Di bawah legenda ramuan yang dirilis pada periode awal sebelum Jun Wu Xie, Bai Mo melihat kekuatan Jun Wu Xie, yang juga membuat Bai Mo percaya pada rumor ramuan tersebut. Kemudian dia berpikir untuk mengandalkan Jun Wu Xie untuk melihat apakah dia bisa mendapatkan ramuan tersebut.
Menyadari bahwa dia bukanlah lawan Jun Wu Xie, Bai Mo mengganti objek berwajah datar miliknya dengan pria di samping Jun Wu Xie. Dia dapat melihat bahwa keduanya dekat dan karena telah hidup selama ribuan tahun, Bai Mo secara alami tahu bahwa beberapa emosi dapat melintasi jenis kelamin, jadi wajar untuk memasangkan “Yan Hai” dengan pria ini.
Namun hasilnya adalah…
Orang ini bukanlah orang yang bisa ia sakiti sedikit pun!
“Anak baik, bagaimana kau berbicara dengan ayahmu?” Jun Wu Yao menyilangkan kakinya, dan duduk anggun di kursi di sampingnya. Menatap Bai Mo yang ketakutan dengan satu tangan di dagu sambil tersenyum.
“Siapa anakmu! Aku jelas bukan!” Bai Mo langsung meledak marah.
Jun Wu Yao sedikit mengangkat alisnya: “Bukankah kau menangis dan berteriak padaku sambil memanggilku “Ayah”? Mengapa kau menyangkal semua itu sekarang? Sungguh durhaka.”

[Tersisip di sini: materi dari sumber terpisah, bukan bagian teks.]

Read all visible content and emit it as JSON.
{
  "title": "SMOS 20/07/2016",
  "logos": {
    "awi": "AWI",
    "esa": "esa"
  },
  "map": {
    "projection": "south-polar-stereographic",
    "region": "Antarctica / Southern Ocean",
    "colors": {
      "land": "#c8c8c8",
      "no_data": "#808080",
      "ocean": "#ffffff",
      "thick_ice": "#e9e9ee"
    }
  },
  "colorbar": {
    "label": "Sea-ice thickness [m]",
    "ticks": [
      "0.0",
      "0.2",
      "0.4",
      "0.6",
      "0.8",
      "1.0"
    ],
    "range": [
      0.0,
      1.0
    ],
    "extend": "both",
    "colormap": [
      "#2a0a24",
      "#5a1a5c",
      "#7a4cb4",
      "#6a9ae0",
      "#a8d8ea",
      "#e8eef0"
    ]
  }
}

“Kau! Kau!!!” Bai Mo hidup menyendiri untuk waktu yang lama, mengandalkan kekuatannya sendiri. Dia selalu mampu bertarung tanpa harus berbicara. Dia benar-benar terdiam oleh rentetan kata-kata Jun Wu Yao dan bahkan tidak bisa mengucapkan kalimat lengkap.
“Tidakkah kau tahu bahwa anak-anak yang tidak patuh perlu dididik?” Mata Jun Wu Yao sedikit menyipit, dan senyum berbahaya muncul di sudut bibirnya.

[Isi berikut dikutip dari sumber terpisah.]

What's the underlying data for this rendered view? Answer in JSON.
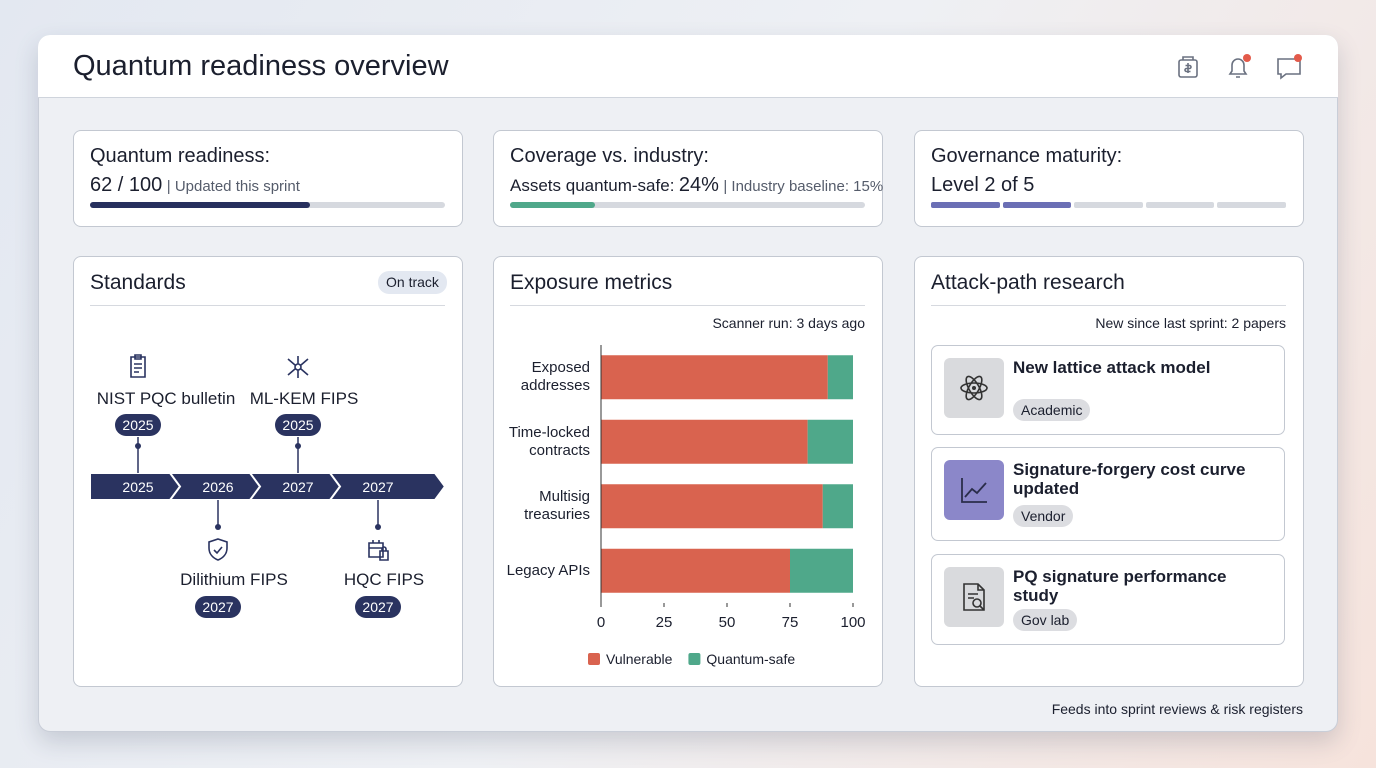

Bai Mo tanpa sadar mundur selangkah dan matanya dipenuhi rasa takut saat ia menatap Jun Wu Xie meminta pertolongan.
“…” Jun Wu Xie ragu sejenak, bertanya-tanya mengapa anak malang ini meminta bantuannya.
“Jangan lihat ibumu, ibu yang penyayang memanjakan anak laki-laki. Dia tidak akan menyelamatkanmu, kemarilah kepada Ayah. Ayah akan mendidikmu.” Jun Wu Yao mengangkat tangannya dan menunjuk ke arah Bai Mo.
Kaki Bai Mo gemetar ketakutan, ia menangis sambil menggelengkan kepalanya.
Kejahatan apa yang telah dia lakukan dan bagaimana kejahatan itu bisa jatuh ke tangan iblis seperti itu?
Ayah apa!
Omong kosong!
Pria ini sungguh tidak tahu malu!
“Kau… jangan mendekat! Aku… aku…” Bai Mo mencoba mencari kata-kata ancaman, tapi…
Bertarung?
Dia tidak bisa mengalahkannya!
Berlari?
Dia tidak bisa melarikan diri!
Gaya bertarung Bai Mo tampak biasa saja di hadapan Jun Wu Yao.
Dia sangat menyesal apakah saat itu dia telah membanjiri pikirannya dengan pikiran bahwa dia akan terus bertahan. Dia tahu bahwa orang di sekitar Jun Wu Xie adalah iblis. Bahkan jika dia memberinya kekuatan Cincin Roh Ganda, dia tidak akan pernah bisa melangkah maju.
Mustahil! !!
Jun Wu Yao bahkan tidak peduli dengan kata-kata kasar Bai Mo. Dengan satu gerakan jari, Bai Mo terbang tak terkendali di depan Jun Wu Yao, wajah kecilnya benar-benar mengerut ketakutan.